Он начал с того, что сделал «необходимое пояснение».
— Мне удалось решить проблему невидимки, — говорил он, — решить удачно и исчерпывающе. Надеюсь, вы не думаете, что это массовый гипноз или что-нибудь в этом роде, и не сомневаетесь в том, что именно я говорю с вами…
— А вы-то сами слышите что-нибудь? — перебил его один из гостей.
— Конечно, дорогой Павел Иванович! Как видите, сразу же вам и отвечаю.
— А можете ли вы что-нибудь делать в этом невидимом состоянии? — спросила Марина.
— О, это вопрос каверзный! Но разрешите ответить на него делом. Сейчас, друзья, я начинаю художественную программу. Первым номером идет музыка.
Он отошел в дальний конец комнаты, где стояло пианино, очевидно, специально на этот случай принесенное сюда. Я прекрасно знал, что Маэстро никогда не занимался музыкой и не обладал даже признаками музыкального слуха.
— Дайте мне сюда, пожалуйста, стул… Так, благодарю вас.
— Открыть клавиатуру?
— Нет, это не важно. Крышка мне не мешает нисколько… Ну, садитесь, слушайте…
Прозвучали первые громкие и тяжелые ноты второго прелюда Рахманинова. Потом пошли полные звуков сложные аккорды, которых, конечно, никогда не мог бы заучить мой друг. Прелюд был сыгран превосходно. Я тихо подошел к пианино и, когда был взят последний аккорд, приник ухом к полированной поверхности… Струны звучали… Сомнений не было.
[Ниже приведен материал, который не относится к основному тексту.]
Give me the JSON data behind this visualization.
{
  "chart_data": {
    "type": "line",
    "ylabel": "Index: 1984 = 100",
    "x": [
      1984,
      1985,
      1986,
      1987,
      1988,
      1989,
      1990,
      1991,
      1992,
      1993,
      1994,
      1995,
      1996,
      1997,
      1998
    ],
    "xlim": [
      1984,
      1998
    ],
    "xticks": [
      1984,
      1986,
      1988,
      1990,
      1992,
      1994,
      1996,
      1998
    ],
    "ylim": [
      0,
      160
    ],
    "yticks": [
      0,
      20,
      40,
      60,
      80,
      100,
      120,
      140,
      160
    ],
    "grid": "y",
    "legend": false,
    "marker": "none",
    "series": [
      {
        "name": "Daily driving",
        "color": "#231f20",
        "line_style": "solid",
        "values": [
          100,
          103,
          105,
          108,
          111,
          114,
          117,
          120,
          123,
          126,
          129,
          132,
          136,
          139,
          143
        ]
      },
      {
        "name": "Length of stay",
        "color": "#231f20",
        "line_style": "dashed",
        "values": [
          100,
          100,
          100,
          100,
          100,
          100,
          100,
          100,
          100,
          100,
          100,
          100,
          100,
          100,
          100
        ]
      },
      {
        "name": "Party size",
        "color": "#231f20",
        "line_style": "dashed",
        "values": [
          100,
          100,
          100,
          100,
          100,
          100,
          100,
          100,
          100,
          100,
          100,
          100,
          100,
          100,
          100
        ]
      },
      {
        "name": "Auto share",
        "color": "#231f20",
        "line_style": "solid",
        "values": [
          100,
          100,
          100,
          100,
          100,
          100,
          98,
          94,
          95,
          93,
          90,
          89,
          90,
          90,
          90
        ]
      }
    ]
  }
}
Потом Маэстро сыграл один из вальсов Шопена — сыграл виртуозно, легко. Мы восхищенно аплодировали. Затем он просвистел алябьевского «Соловья» под собственный аккомпанемент.
— Как видите, друзья, становясь невидимым, я приобретаю способности, которыми никогда не обладал. Замечательно, не правда ли?
— А петь вы тоже можете?
— Могу! И притом каким угодно голосом — басом, тенором, сопрано, контральто — любым. Хотите, спою женским, сопрано?
И мы услышали арию Розины из «Севильского цирюльника».
В этом голосе не было ни малейшего намека на то, что поет не женщина. Мне даже показалось, что я узнал Барсову…
Но на этом Маэстро закончил музыкальное отделение.
— Теперь, — сказал он, — разрешите продемонстрировать перед вами нечто такое, что даже не имеет названия в современном эстрадном искусстве. Номер называется «полет духа». Я буду летать. Смотрите! Поднимаюсь… Вот я уже над столом, слышите? Еще выше… Вот лечу над вами…
И так, не умолкая ни на секунду, чтобы мы могли следить за ним, Маэстро медленно и незримо парил над нами в воздухе, останавливался где-то около люстры, пролетал над самым столом…
Я опять вспомнил свои юношеские полеты во сне…
— Последний номер программы! — провозгласил Маэстро. — Сейчас я исчезну. Тут же, в воздухе, над вами. Исчезну, чтобы снова перевоплотиться. Надеюсь, кое-кому из вас будет понятно, для чего я продемонстрирую это исчезновение. Итак, внимание! Раз, два…
Что-то щелкнуло едва слышно, — при этом Марина прошептала: «Да, да… совершенно так же», — и все мы почувствовали, что Маэстро перестал существовать там, под потолком.
А через минуту открылась дверь, и он вошел — обыкновенный, видимый, немного утомленный. Мы встретили его овацией.
Едва ли кто-нибудь из гостей ожидал, что крайнее любопытство, возбужденное этим ошеломляющим спектаклем, так и останется неудовлетворенным. Но Маэстро наотрез отказался открыть тайну своего «перевоплощения».